Молодой человек, проходящий через «тернии» родительской системы воспитания и навязываемую ему систему ценностей, не может не конфликтовать с тем миром, который преподносится как единственно верный, кроме того, который постоянно провоцирует его. Стоит согласиться со многими экзистенциальными философами, утверждавшими, что на сегодняшний день человечество не выработало надежных механизмов, препятствующих преодолению тех ситуаций, за которыми — фаустовская пропасть. Поэтому современный молодой человек находится в промежуточном, лиминальном положении, из которого сам пытается найти выход. Ему предоставлена уникальная возможность — убежать от психотравмирующего опыта, от боли в пустоту, стерильность и безвременье «райского существования», получаемого с помощью героина.

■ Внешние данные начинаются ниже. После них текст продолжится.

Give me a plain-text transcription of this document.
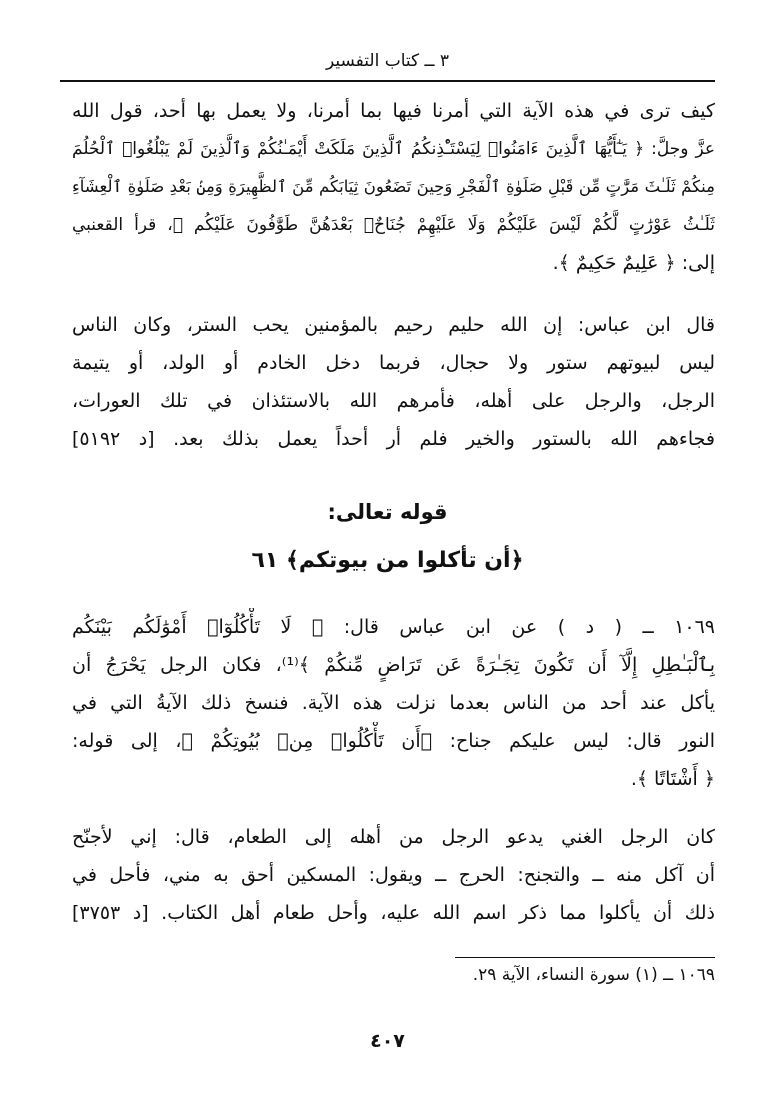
٣ ــ كتاب التفسير
كيف ترى في هذه الآية التي أمرنا فيها بما أمرنا، ولا يعمل بها أحد، قول الله
عزَّ وجلَّ: ﴿ يَـٰٓأَيُّهَا ٱلَّذِينَ ءَامَنُوا۟ لِيَسْتَـْٔذِنكُمُ ٱلَّذِينَ مَلَكَتْ أَيْمَـٰنُكُمْ وَٱلَّذِينَ لَمْ يَبْلُغُوا۟ ٱلْحُلُمَ
مِنكُمْ ثَلَـٰثَ مَرَّٰتٍ مِّن قَبْلِ صَلَوٰةِ ٱلْفَجْرِ وَحِينَ تَضَعُونَ ثِيَابَكُم مِّنَ ٱلظَّهِيرَةِ وَمِنۢ بَعْدِ صَلَوٰةِ ٱلْعِشَآءِ
ثَلَـٰثُ عَوْرَٰتٍ لَّكُمْ لَيْسَ عَلَيْكُمْ وَلَا عَلَيْهِمْ جُنَاحٌۢ بَعْدَهُنَّ طَوَّٰفُونَ عَلَيْكُم ﴾، قرأ القعنبي
إلى: ﴿ عَلِيمٌ حَكِيمٌ ﴾.
قال ابن عباس: إن الله حليم رحيم بالمؤمنين يحب الستر، وكان الناس
ليس لبيوتهم ستور ولا حجال، فربما دخل الخادم أو الولد، أو يتيمة
الرجل، والرجل على أهله، فأمرهم الله بالاستئذان في تلك العورات،
فجاءهم الله بالستور والخير فلم أر أحداً يعمل بذلك بعد. [د ٥١٩٢]
قوله تعالى:
﴿أن تأكلوا من بيوتكم﴾ ٦١
١٠٦٩ ــ ( د ) عن ابن عباس قال: ﴿ لَا تَأْكُلُوٓا۟ أَمْوَٰلَكُم بَيْنَكُم
بِٱلْبَـٰطِلِ إِلَّآ أَن تَكُونَ تِجَـٰرَةً عَن تَرَاضٍ مِّنكُمْ ﴾⁽¹⁾، فكان الرجل يَحْرَجُ أن
يأكل عند أحد من الناس بعدما نزلت هذه الآية. فنسخ ذلك الآيةُ التي في
النور قال: ليس عليكم جناح: ﴿أَن تَأْكُلُوا۟ مِنۢ بُيُوتِكُمْ ﴾، إلى قوله:
﴿ أَشْتَاتًا ﴾.
كان الرجل الغني يدعو الرجل من أهله إلى الطعام، قال: إني لأجنّح
أن آكل منه ــ والتجنح: الحرج ــ ويقول: المسكين أحق به مني، فأحل في
ذلك أن يأكلوا مما ذكر اسم الله عليه، وأحل طعام أهل الكتاب. [د ٣٧٥٣]
١٠٦٩ ــ (١) سورة النساء، الآية ٢٩.
٤٠٧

Так человек научается извлекать пользу из широко предлагаемых средой способов изменения мира и себя вместе с этим миром.
Можно предположить, что использование психоактивных веществ молодым поколением есть творческая, в смысле приспособительных процессов, адаптация к изменяющемуся миру. Новый мир может быть безумным, абсурдным, нерациональным, но для тех, кто разглядывает его с позиций старого мира. Для людей, стоящих на принципиально других позициях, старый мир » представляет собой некий социальный невроз или даже институциональное безумие… Планета превратилась во внешний по отношению к человеку недобрый и опасный мир, с которым следует бороться, не считаясь с его нуждами». Получается, что традиционная проблема отцов и детей разворачивается на наших глазах в глобальный конфликт миров. Мы не хотим, не можем услышать и понять их, а они не желают жить в созданном нами мире.